Şairin yaşadığı deneyimlere bakar mısınız?  Eğer bu ilişkileri yaşamamış olsaydı belki de bu kadar ünlü bir yazar olamazdı. Aynı konuyu Ahmet Altan da İçimizdeki Bir Yer isimli kitabında  işlemiş. “Nice aşk yitirdim ben. Kışkırtıcı bir bakışıyla çılgına döndüğüm, bir dudak büküşüyle ağulu acılar çektiğim, kahkahalarıyla şenlenip gözyaşlarıyla kederlendiğim, bir tanrıça katına çıkartıp tapındığım, kutsal mabetlerinin sunaklarına hayatımı bir adak gibi bırakmayı arzuladığım, memelerinde, kasıklarında, kalçalarında, bacaklarında, boyunlarında adanmış topraklarda dolaşan bir sofu gibi vecd içinde kendimden geçerek dolaştığım, ayaklarına kapandığım, göğüslerinde ağladığım, saçının bir teline halel  gelmesin diye fütursuzca ölüme yürüyeceğimi hissettiğim, bazen öldürmeyi şiddetle istediğim, onda yok olup onla var olduğum, bana her defasında aşkı, acıyı, sevinci, hayatı ve ölümü yeniden öğreten kadınlar yitirdim ben.
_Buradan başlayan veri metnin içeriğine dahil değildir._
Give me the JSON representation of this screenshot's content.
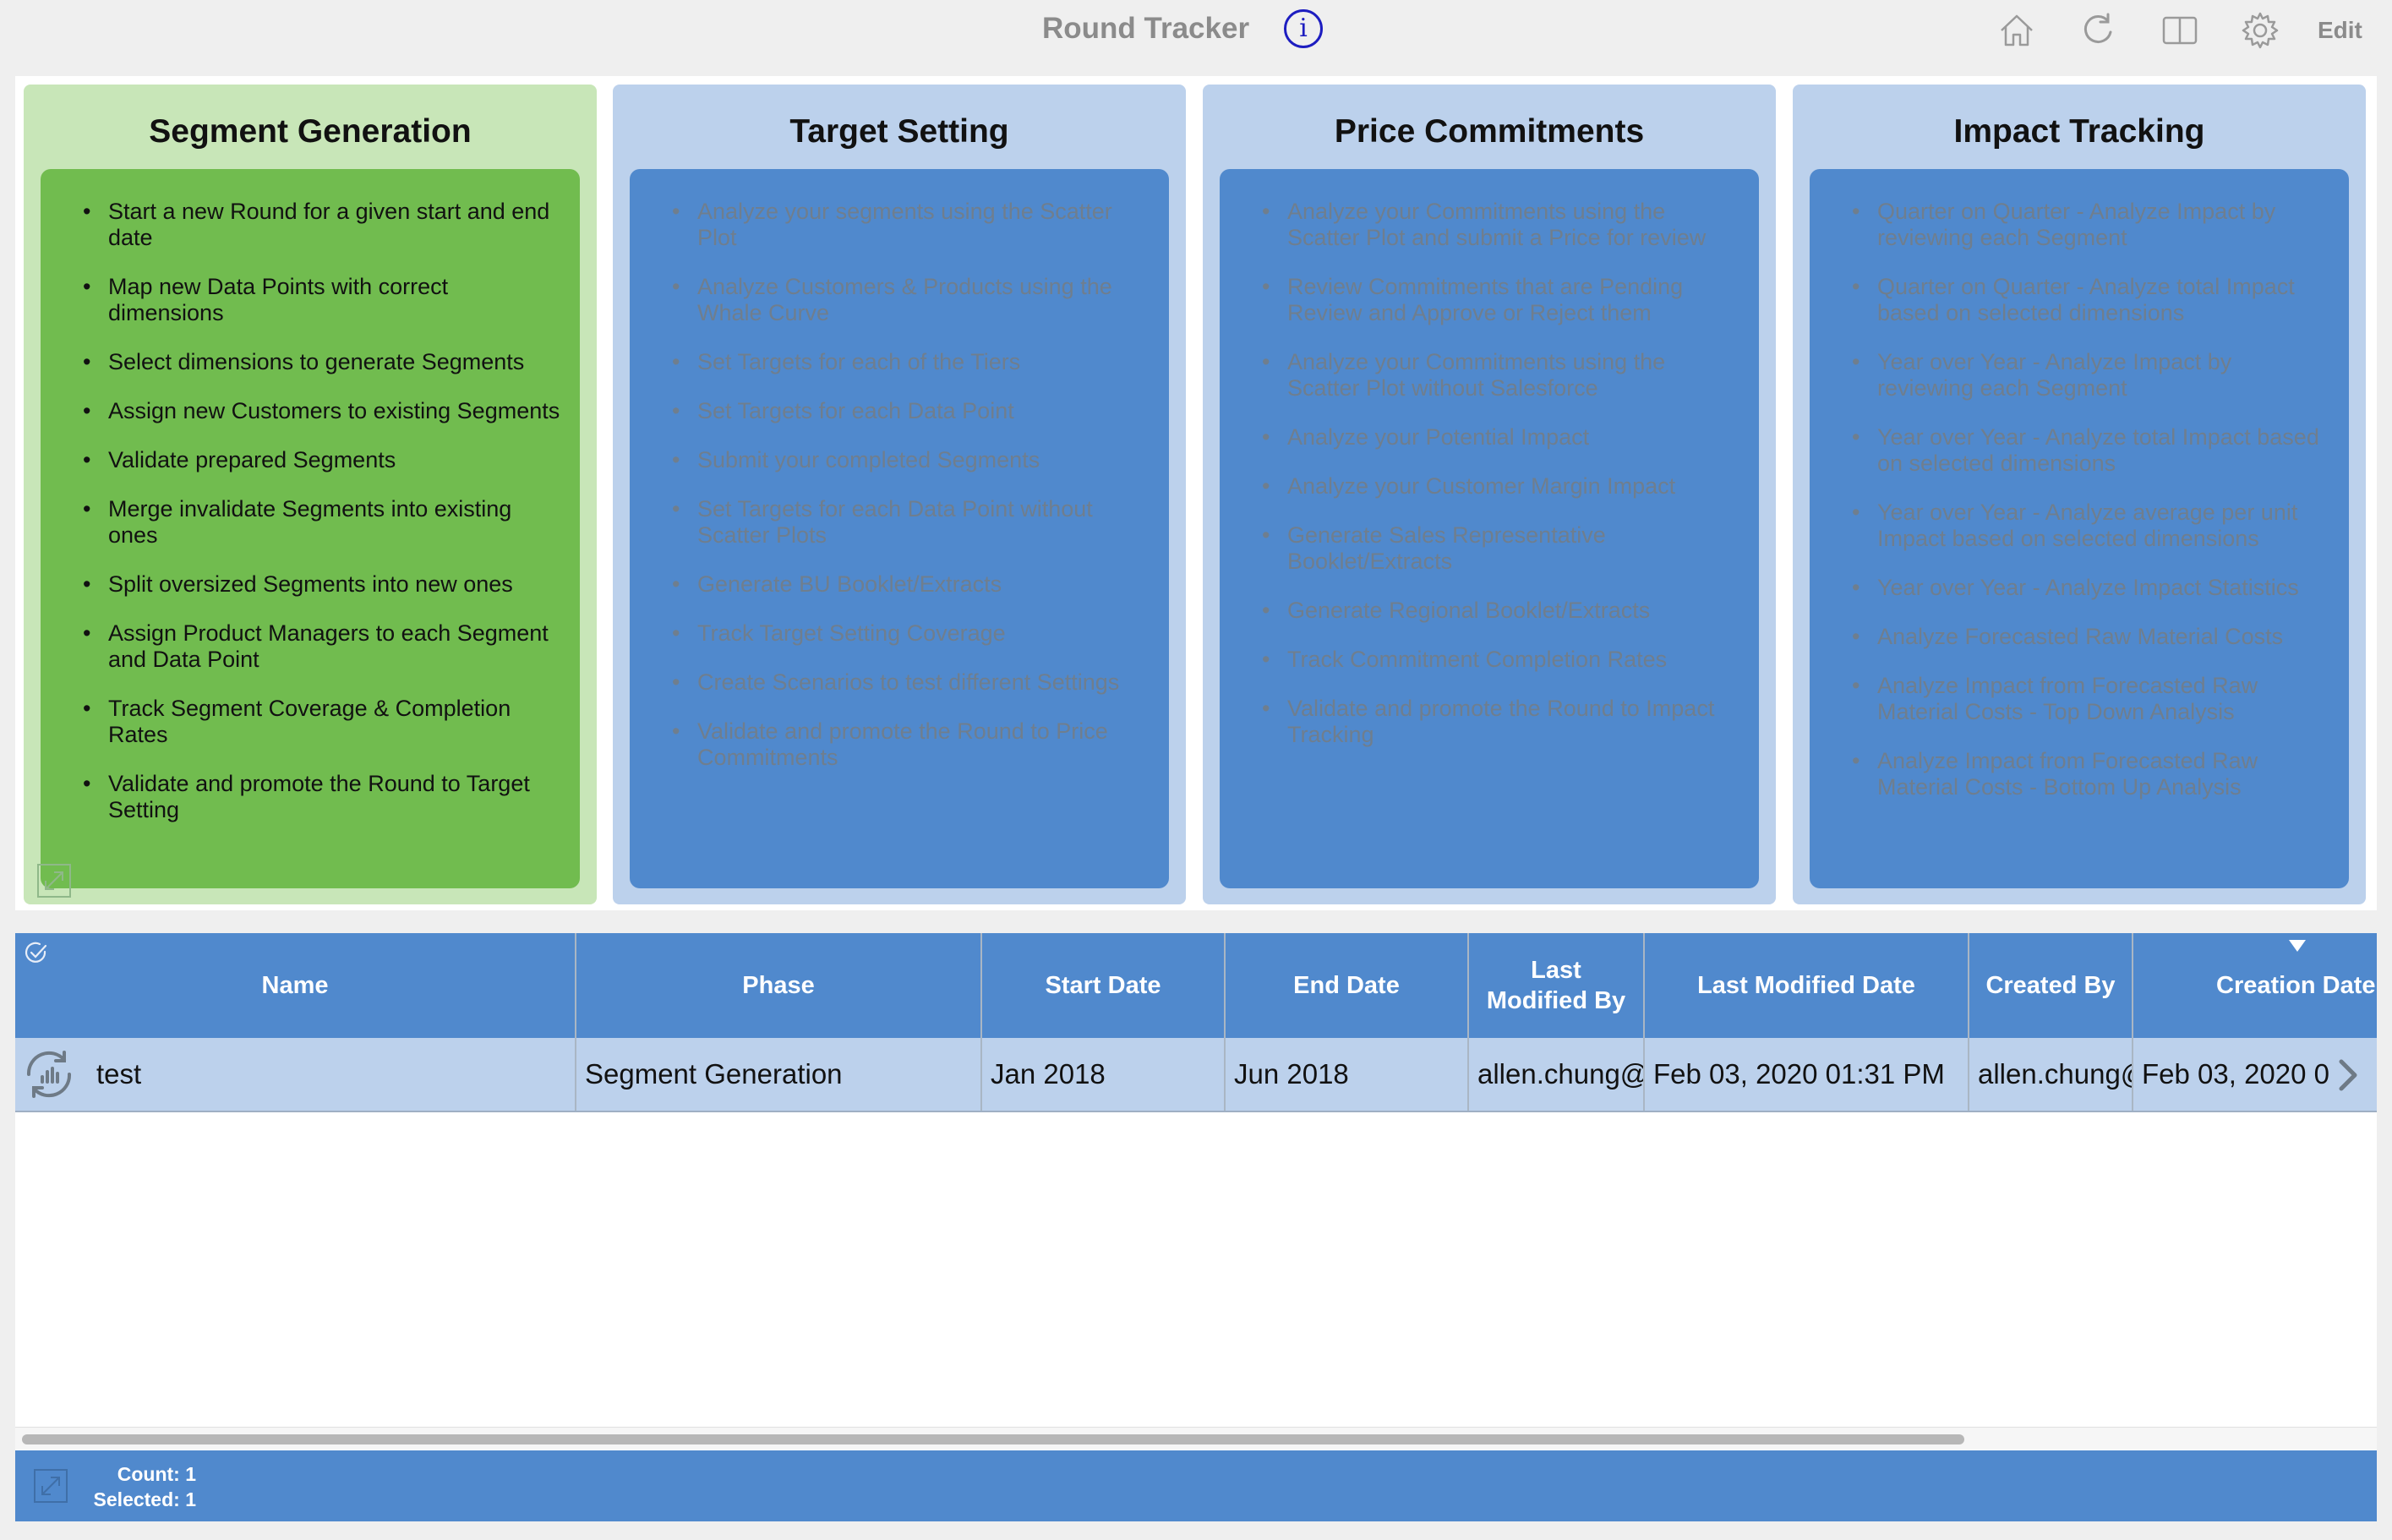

Kızıl bir kor gibi örslerine bıraktığım ruhumu bazen sert darbelerle, bazen yumuşak dokunuşlarla şekillendiren, benden bir başka ben yaratan, onun her şeyi, babası, oğlu, kardeşi, kocası, sevgilisi olduğum, onu her şeyim yaptığım, varlığıyla her şeyin tadına, kokusunu, görüntüsünü değiştiren, sıradan birçok davranışı olağanüstü maceralara dönüştürüp olağanüstü maceraları olağanlaştıran kadınlar.”

Yaşadığımız büyük aşkların bir gün biteceğini bilmek belki de bazı zor koşullara kendimizi hazırlamak açısından faydalı olabilir. Hiç bitmeyen aşk yok mu? Tabii ki var. Ama onlar azınlıkta olduğundan istisnalar kaideyi bozmaz demek zorundayım. İlişkilerin biteceğini Ahmet Altan da kabul ediyor;

“Biz üç kişiyiz.
Ben, sevdiğim ve ilişkimiz.
Beni sevdiğime bağlayan ilişki, bir zaman sonra beni sevdiğimden ayırıyor.
Yitirmenin ne olduğunu biliyorum.”diyor.
 
“Biz üç kişiyiz.
Ben, sevdiğim ve ilişkimiz.
Beni sevdiğime bağlayan ilişki, bir zaman sonra beni sevdiğimden ayırıyor.
Yitirmenin ne olduğunu biliyorum.”diyor.